Leyla Güven'den Avrupa Parlamentosu'na mektup: Süresiz açlık grevi kişisel bir talep değildir

HDP Milletvekili ve DTK eski Başkanı Leyla Güven, CTP ve Avrupa Parlamentosu'na mektup gönderdi. "Süresiz açlık grevi kişisel bir talep değildir" diyen Güven, tecrit sisteminin kaldırılmasını istedi.

Google Haberlere Abone ol

DUVAR - Demokratik Toplum Kongresi (DTK) Eş Başkanı ve Halkların Demokratik Partisi (HDP) Hakkari Milletvekili Leyla Güven, Abdullah Öcalan üzerindeki tecridin kaldırılması talebiyle 8 Kasım’da başlattığı süresiz dönüşümsüz açlık grevi eylemi 85’inci gününde devam ediyor. Güven, Avrupa Parlamentosu Başkanı Antonio Tajani ve İşkenceyi Önleme Komitesi (CPT) yetkililerine eyleminin amacını anlatan birer mektup yazdı.

Güven, 'tecridin kaldırılmasının aynı zamanda Türkiye'deki demokrasinin önünü açacağına işaret ederek, bu konuda gerekli girişimlerde bulunulması'nı istedi. Güven CPT'ye yazdığı mektupta, "CPT’nin tecride yönelik ilke kararları ve son AKPM oturumlarında da onaylandığı üzere Sayın Abdullah Öcalan’ın üzerindeki tecridin kaldırılması bir ayrıcalık değil, insan hakları ve hukukun üstünlüğü gibi temel ilkeleri savunmak ile doğrudan ilgilidir. Başta İmralı Cezaevi olmak üzere Türkiye’nin genelini etkileyen cezaevleri yönetim modelinin Türk Hükümeti tarafından muhalefeti ve Kürt Sorunu’nu şiddet ile bastırma aracına dönüştürüldüğünü özellikle belirtmek istiyorum. 82’nci gününe girdiğim süresiz-dönüşümsüz açlık grevi kişisel bir talep değil, cezaevlerinde 300’ü aşkın siyasi tutusağın da dahil olduğu ve giderek yayılan meşru bir hakkı savunan meşru bir eylemdir. CPT’nin sahip olduğu yetki ve hakları etkin bir şekilde kullanarak devam eden gayri-meşru İmralı Tecridi’ne karşı gerekli girişimleri hızlandıracağına inanıyorum ve Türkiye’de ve uluslararası kamuoyunda giderek artan duyarlılığa denk düşecek yapıcı katkıyı sağlamanızı ve kurumsal sorumluluğunuzu yerine getirmenizi bekliyorum" dedi.

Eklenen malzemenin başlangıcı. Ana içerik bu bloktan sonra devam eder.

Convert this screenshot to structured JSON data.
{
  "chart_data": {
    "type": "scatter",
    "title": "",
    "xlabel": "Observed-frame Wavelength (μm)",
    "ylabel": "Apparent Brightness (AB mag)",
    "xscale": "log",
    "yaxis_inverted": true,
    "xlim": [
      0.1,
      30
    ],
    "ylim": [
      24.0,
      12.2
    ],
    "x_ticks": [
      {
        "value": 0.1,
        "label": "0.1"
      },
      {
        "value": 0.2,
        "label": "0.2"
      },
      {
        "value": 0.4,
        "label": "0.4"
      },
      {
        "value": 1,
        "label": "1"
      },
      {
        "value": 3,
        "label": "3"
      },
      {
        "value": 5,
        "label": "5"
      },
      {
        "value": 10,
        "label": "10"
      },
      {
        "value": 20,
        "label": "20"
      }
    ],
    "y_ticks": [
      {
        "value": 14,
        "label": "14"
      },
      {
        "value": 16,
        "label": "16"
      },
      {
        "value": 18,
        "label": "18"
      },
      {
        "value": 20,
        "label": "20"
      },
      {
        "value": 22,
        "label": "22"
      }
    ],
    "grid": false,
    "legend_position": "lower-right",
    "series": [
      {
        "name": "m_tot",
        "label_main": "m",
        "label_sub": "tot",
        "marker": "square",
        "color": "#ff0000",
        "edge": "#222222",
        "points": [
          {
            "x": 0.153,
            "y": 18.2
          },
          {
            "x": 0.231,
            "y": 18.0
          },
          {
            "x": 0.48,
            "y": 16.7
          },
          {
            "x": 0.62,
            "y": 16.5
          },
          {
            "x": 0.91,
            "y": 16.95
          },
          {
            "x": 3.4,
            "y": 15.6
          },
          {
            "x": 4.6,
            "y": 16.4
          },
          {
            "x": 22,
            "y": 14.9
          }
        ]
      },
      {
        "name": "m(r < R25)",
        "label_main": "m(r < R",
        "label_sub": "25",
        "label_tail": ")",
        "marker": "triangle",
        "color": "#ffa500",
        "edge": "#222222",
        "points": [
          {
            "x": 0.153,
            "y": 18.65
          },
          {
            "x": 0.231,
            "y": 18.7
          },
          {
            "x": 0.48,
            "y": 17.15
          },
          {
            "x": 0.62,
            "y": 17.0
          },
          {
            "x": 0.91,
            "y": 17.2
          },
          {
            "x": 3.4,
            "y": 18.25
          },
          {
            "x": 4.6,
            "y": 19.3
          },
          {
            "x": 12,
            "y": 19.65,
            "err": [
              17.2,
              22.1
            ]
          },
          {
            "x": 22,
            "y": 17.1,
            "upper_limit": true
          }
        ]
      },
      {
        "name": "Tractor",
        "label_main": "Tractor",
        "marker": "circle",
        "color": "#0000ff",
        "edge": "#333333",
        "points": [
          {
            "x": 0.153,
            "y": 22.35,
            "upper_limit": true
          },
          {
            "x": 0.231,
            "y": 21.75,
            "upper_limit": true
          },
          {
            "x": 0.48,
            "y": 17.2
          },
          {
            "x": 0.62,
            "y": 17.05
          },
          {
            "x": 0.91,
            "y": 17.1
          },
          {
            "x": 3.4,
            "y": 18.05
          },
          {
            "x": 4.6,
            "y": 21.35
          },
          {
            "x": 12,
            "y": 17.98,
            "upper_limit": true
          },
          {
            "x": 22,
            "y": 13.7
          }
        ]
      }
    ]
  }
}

Güven, Avrupa Parlamentosu Başkanı Tajani'ye yazdığı mektupta ise, "Süresiz açlık grevi kişisel bir talep değildir. Cezaevlerinde 300’ü aşkın siyasi tutsağın, Strasburg’da, Galler’de, Kanada’da ve Irak Kürdistanı’nda ve giderek yayılan bu açlık grevi eylemi, meşru bir hakkı savunan son derece haklı bir eylemdir. Avrupa Parlamentosu’ndan, başlatmış olduğum açlık grevi eylemine yönelik destek mesajları için şahsınızda, tüm dostlarımızı saygı ve sevgiyle selamlıyor, Türkiye’yi karanlık bir rejime dönüştüren tecrit sisteminin kaldırılması için şahsınızın ve kurumunuzun acilen gerekli girişimlerde bulunması için bir parlamenter olarak sizden ve Avrupa Parlamentosu’ndan yapıcı rolünüzü oynamanızı özellikle rica ediyorum" ifadelerini kullandı.